Make sure you don't have system protection/shadow copies enabled for that disk, btw...

If the size is the problem, it boils down to what you are backing up. The size of NSB shouldn't exceed the size of the data being backed up, with expectations that compression of the main archive file can be offset by the slice of the slices waiting for consolidation.

If the size if much bigger than the data, run chkdsk /r on the partitions being backed up.

Consolidation happens during the night by default, so make sure you leave your computer on and see if the consolidation happens.

>> On the problem of a NSB that becomes too big, check out the size of the hidden time explorer storage. Is the size of that folder consistent with not having space on the disk?

Yes, it's the full size off the drive.

>> Make sure you don't have system protection/shadow copies enabled for that disk, btw...

I didn't turn it on specifically, so unless it's on be default then it's off.

>> If the size is the problem, it boils down to what you are backing up. The size of NSB shouldn't exceed the size of the data being backed up, with expectations that compression of the main archive file can be offset by the slice of the slices waiting for consolidation.

The size of the data being backed up is around 50% to 70% of the backup destination disk size.

>> Consolidation happens during the night by default, so make sure you leave your computer on and see if the consolidation happens.

Right, but it's also supposed to happen when you start up your computer the next time. Now, when I start up my computer in the morning, the NSB job is always paused in the Acronis main screen. I hit the play/go button, and it thinks for a while and then stops/pauses again. (Before you ask, I'm not also running CPU-intensive things at the same time.)

Thanks.

Update: When I clicked the play/go button this morning, it gave me a popup saying the destination drive is full. But I still don't have the option to consolidate or delete selected backups; my original issue is still unchanged.

Jordan,

It looks like ATI is stuck not having enough space to actually run the auto-consolidation. I'd say this would be a surprising situation. As you can see, NSB is not very flexible, You cannot manually intervene to clean stuff up, and you don't control the retention rules. That's one of the reason why I don't use it.
Delete the task and restart a new one.
BTW, always have a regular disk and partition backup handy, just in case the NSB doesn't match your expectations when you need to restore...
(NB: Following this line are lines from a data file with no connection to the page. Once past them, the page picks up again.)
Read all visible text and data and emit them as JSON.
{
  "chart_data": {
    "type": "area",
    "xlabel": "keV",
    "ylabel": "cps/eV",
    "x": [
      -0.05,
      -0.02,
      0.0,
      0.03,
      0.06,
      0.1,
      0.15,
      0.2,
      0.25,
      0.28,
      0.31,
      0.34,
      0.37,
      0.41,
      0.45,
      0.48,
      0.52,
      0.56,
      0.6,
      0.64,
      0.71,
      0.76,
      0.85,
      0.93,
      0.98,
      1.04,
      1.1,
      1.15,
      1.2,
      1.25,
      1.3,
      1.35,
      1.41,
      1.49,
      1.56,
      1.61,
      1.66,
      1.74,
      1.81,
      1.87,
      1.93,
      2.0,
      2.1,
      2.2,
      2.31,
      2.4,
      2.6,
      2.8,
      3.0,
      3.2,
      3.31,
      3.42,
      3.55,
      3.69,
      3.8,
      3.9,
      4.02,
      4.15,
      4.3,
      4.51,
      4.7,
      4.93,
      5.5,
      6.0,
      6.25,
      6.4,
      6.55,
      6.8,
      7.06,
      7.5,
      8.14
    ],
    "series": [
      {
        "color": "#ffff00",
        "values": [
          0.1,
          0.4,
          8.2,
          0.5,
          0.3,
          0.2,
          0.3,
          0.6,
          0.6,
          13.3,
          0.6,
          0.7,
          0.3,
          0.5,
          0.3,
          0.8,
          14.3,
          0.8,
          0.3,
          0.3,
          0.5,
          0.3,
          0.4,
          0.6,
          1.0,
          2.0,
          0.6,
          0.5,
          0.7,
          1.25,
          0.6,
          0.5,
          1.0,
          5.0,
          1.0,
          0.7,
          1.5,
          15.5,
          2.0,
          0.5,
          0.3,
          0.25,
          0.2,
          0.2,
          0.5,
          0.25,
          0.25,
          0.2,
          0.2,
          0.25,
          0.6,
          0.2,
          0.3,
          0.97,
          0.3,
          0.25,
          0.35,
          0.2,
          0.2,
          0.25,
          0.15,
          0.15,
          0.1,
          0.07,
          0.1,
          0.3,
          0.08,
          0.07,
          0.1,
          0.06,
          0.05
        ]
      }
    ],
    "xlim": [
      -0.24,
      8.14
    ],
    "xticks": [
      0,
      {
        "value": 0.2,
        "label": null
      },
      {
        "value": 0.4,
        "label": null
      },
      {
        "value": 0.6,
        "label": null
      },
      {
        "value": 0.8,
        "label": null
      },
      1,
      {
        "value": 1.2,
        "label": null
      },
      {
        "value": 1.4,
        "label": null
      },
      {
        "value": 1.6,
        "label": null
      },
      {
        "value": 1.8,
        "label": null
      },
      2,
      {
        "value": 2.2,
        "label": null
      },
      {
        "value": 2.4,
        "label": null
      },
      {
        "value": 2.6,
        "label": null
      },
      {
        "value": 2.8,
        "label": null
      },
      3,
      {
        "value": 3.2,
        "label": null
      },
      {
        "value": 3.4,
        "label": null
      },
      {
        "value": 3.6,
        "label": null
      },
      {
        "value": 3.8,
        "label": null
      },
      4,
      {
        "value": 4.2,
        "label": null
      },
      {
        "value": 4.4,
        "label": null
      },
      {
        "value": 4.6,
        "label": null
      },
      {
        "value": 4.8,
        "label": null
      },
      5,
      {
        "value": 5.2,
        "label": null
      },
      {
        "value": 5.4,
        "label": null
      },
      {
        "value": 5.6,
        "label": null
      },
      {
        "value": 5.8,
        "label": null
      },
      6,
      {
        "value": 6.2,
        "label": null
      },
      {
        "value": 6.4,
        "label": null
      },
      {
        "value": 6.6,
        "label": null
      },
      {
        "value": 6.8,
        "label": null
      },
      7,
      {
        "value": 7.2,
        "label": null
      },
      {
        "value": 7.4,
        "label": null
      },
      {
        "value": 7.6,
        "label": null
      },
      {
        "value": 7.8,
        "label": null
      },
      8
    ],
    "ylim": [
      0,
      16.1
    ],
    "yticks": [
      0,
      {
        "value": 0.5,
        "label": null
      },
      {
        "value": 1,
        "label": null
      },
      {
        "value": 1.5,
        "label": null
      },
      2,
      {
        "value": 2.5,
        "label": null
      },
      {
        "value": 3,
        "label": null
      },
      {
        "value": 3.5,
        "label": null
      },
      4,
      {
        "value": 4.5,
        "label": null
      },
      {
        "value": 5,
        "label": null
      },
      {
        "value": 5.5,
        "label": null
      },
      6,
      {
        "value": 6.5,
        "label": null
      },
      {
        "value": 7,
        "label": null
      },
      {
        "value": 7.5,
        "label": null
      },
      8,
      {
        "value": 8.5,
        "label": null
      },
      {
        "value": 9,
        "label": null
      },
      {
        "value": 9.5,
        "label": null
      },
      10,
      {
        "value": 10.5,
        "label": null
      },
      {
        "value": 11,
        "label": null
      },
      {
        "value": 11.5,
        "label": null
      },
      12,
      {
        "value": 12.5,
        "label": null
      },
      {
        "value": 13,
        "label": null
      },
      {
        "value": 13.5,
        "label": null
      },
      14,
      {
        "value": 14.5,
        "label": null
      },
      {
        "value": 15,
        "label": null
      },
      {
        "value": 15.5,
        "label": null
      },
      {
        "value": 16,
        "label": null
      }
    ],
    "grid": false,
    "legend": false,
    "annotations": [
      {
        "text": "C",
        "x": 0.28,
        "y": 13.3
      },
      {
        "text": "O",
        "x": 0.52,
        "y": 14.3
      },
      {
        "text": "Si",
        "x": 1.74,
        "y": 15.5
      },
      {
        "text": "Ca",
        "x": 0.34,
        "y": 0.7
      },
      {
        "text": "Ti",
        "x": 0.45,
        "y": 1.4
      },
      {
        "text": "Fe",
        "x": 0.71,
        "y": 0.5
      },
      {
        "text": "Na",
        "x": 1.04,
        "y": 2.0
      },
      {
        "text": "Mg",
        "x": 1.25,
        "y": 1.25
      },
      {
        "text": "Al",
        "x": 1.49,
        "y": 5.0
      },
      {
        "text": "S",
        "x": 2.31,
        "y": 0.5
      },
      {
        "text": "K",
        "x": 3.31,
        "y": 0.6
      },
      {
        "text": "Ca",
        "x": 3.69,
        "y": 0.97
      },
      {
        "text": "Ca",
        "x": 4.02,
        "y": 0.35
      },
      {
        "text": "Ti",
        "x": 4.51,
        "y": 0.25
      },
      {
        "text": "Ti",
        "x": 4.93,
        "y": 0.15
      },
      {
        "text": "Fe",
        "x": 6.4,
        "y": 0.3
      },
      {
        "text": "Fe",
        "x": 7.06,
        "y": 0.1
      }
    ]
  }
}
Thank you for the reply, but what do you mean by "always have a regular disk and partition backup handy, just in case the NSB doesn't match your expectations when you need to restore"? I don't have several backup disks on my computer that I can have multiple different backups going. If NSB isn't reliable and I should use another kind of backup method, then I'll need to switch (I can't do both). What I want is my data to be backed up, and I don't care which method I use. I just want the most reliable backup in case a HD dies.

If you don't absolutely need to higher frequency backup NSB offers, use a disk and partition backup:
- all partitions that are on the system disk should be included. It is OK to exclude files and folders of content that would be backed up/copied differently (for example large, uncompressed, non-changing files like video, music, pictures, music, PDFs), if you need to reduce the backup size,
- incremental backup is fine, but make sure you do a full backup after a handful of incremental: a rule of thumb is that your last full should never get so old that it would be impractical for you to restore it and be OK with it,
- turn on auto-cleaning, and choose the "store no more than X most recent version chains". Choose X to be as big are your backup disk allows for, but leave always enough space for a new full backup.
Finally, remember to create your recovery CD and test it by recovering a couple of files.
Ideally, use a USB disk to store the backup files, and rotate the disk so that you have some backups off line and off site. If you rotate disks, assign a fixed drive letter for each disk and create separate tasks.